What teacher of writing has not been influenced by the work of Ralph Fletcher? I know I have. I’ve read just about everything that he has written for teachers and have experimented with dozens of his lesson ideas. His series of books for kids on writing are also fabulous and I have taken many an idea from his Poetry Matters to develop lessons for students of all grades. Here are just a few I’ve tried:
1. Repetitive lines. It’s easy to find poems with repeating lines. “Every Time I Climb a Tree” by David McCord is a favorite. I show several poems to the students with repeating lines and we talk about why the poet might have chosen to do that. Sometimes the repetition establishes the rhythm of the poem; sometimes it’s just an important point the author is trying to make. Fletcher says, “Repetition is important glue that can hold a poem together” and then he suggests that the students experiment with the idea. Read pages 38-40 to the students and share the poem that a fifth grader wrote about his place in the family, repeating “Little old me, stuck in the middle.”

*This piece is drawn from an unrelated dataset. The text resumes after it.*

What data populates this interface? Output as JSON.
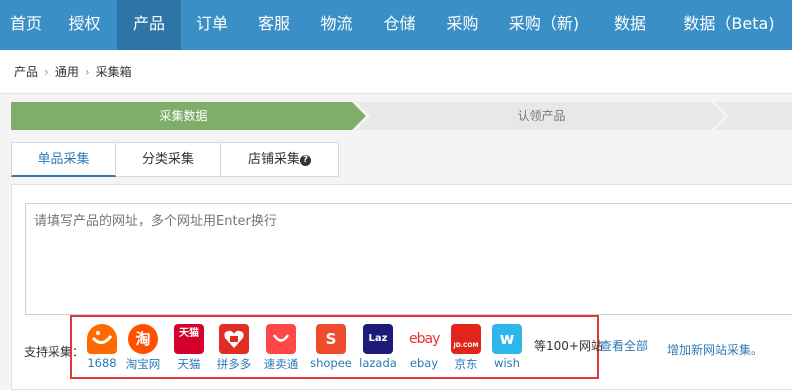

2. Use fragments, not full sentences. Sometimes it’s the fragments and short phrases that help the readers of poems get great pictures in their minds. Most poems are written like this, not in full sentences. Young children oftentimes tell a story in complete sentences but merely shape it on the page to look like a poem. Fletcher says, “If it sounds like a story, then it is a story, not a poem.” Fletcher takes a poem a 4th grader wrote about the New York City subway (pg. 61) and then rewrites it in full sentences. Students discuss how much better the fragment-poem conveys the real sense of the crowded, busy subway. You can do this with any poem. I also keep this idea in mind when helping students revise. Sometimes they need support to discover the great phrases they have in their poems. Help them cut down those long, wordy sentences to shorter phrases and see a better poem emerge.
3. The last line counts. On pages 71-73 Ralph Fletcher shows us how much endings matter in poems. I often show kids a poem my husband wrote for me on my birthday (the 22nd of Nov.) Being an accountant and very interested in numbers, Rick once read that you can find combinations that add up to any number if you look hard enough. So this poem has lines in it of all the things that add up to “22,” like the letters in our names or the last digits of everyone’s age in our family. It goes on for a while with some very funny combinations. But the last line of his poem says, “Our being together just adds up!” Of course, that’s what makes the poem so special to me. Fletcher suggests that students take the first draft of their poem and look for their best line. Then rewrite the poem in a way that makes that line come out last. He’s tried this many times himself with much success. Along with this lesson I also show another favorite by Jean Little where the last line is what makes the whole poem work. It’s from her book of poems and vignettes called Hey, World, Here I Am:
Clothes
I like new clothes.
They seem brighter, smoother, shinier.
I move carefully in them.
I remember to hang them up.
I feel taller in them – and prettier—
And I don’t climb over barbed-wire fences.
I like old clothes too.
I don’t think about them much.
They are part of me.
Going where I go, doing whatever I feel like doing.
They are less bother and more comfortable.
They don’t expect me to be so tall.
They know my size exactly.
You know, it’s a funny thing —
Friends are like clothes.
Thanks for the great poetry reminders. Ralph Fletcher is ‘the man’!